University of Virginia Computer Science CS150: Computer Science, Fall 2005

# CS150 Condensed

This document summarizes the most important things I hope you have learned in CS150.

## How to Describe Procedures

Language: 1: Introduction [PPT (S), PDF (H), Notes (N)]; 2: Formal Systems and Languages [SHN]; 3: Rules of Evaluation [SHN]; PS3

Computer Science is the study of imperative ("how to") knowledge. Computer Science studies how to describe procedures and how to reason about the processes procedures produce. Ada, Countess of Lovelace, was the first Computer Scientist, because she was (probably) the first person to consider how to precisely describe proccedures.

Computer Science is not a science, since it is not about understanding nature. It is not engineering, since computer scientists do not face the kinds of constraints engineers face. Computer science is best considered a liberal art. It encompasses all seven of the traditional liberal arts: the language trivium --- grammar, rhetoric, logic; and the numbers quadrivium --- arithmetic, geometry, music and astronomy.

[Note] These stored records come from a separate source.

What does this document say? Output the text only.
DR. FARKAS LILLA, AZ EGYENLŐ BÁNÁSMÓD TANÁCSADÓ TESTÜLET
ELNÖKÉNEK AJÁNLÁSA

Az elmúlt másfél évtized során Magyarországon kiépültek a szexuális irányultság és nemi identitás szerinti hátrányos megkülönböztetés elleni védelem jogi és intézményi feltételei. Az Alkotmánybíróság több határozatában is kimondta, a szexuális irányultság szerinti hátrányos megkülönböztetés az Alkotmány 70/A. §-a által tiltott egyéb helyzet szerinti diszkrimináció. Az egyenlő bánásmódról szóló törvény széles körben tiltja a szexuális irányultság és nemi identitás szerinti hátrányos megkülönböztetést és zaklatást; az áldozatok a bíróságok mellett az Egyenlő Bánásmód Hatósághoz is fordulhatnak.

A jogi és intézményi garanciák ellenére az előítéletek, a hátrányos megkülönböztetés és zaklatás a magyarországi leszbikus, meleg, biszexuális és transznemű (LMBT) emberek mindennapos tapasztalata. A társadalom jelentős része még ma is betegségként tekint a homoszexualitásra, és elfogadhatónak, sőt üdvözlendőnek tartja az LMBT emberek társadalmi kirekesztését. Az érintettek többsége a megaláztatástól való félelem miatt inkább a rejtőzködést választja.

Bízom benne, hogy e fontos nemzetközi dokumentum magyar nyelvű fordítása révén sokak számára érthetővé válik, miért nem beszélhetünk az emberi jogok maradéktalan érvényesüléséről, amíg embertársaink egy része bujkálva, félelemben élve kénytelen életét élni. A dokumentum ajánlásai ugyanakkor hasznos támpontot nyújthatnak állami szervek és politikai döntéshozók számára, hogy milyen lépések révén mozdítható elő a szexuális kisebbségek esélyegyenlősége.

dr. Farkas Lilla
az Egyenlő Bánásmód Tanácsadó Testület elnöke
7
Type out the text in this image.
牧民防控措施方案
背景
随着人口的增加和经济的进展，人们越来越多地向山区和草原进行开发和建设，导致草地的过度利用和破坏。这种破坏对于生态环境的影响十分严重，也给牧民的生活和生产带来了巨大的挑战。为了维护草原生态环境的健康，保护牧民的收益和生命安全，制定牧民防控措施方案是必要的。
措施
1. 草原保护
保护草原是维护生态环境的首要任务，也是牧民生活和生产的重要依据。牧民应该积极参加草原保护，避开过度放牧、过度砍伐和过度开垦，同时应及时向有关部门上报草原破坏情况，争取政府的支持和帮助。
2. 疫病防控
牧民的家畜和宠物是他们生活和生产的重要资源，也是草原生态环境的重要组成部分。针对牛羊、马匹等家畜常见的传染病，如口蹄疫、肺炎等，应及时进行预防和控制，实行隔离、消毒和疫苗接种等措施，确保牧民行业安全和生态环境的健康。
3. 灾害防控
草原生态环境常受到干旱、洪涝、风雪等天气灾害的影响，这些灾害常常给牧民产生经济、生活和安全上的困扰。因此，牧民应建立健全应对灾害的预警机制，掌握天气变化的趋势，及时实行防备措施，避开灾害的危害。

A formal system is a set of symbols and a set of rules for manipulating symbols. A language is like a formal system, except there is a mapping between sequences of symbols in the language and meanings.

Languages are powerful tools for description. Languages are made of primitives (the smallest units of meaning), means of combination (ways to combine language forms to make new ones), and means of abstraction (ways to give new names to language forms). Because language are recursive, we can express infinitely many different meanings starting with a finite number of primitives and means of combination.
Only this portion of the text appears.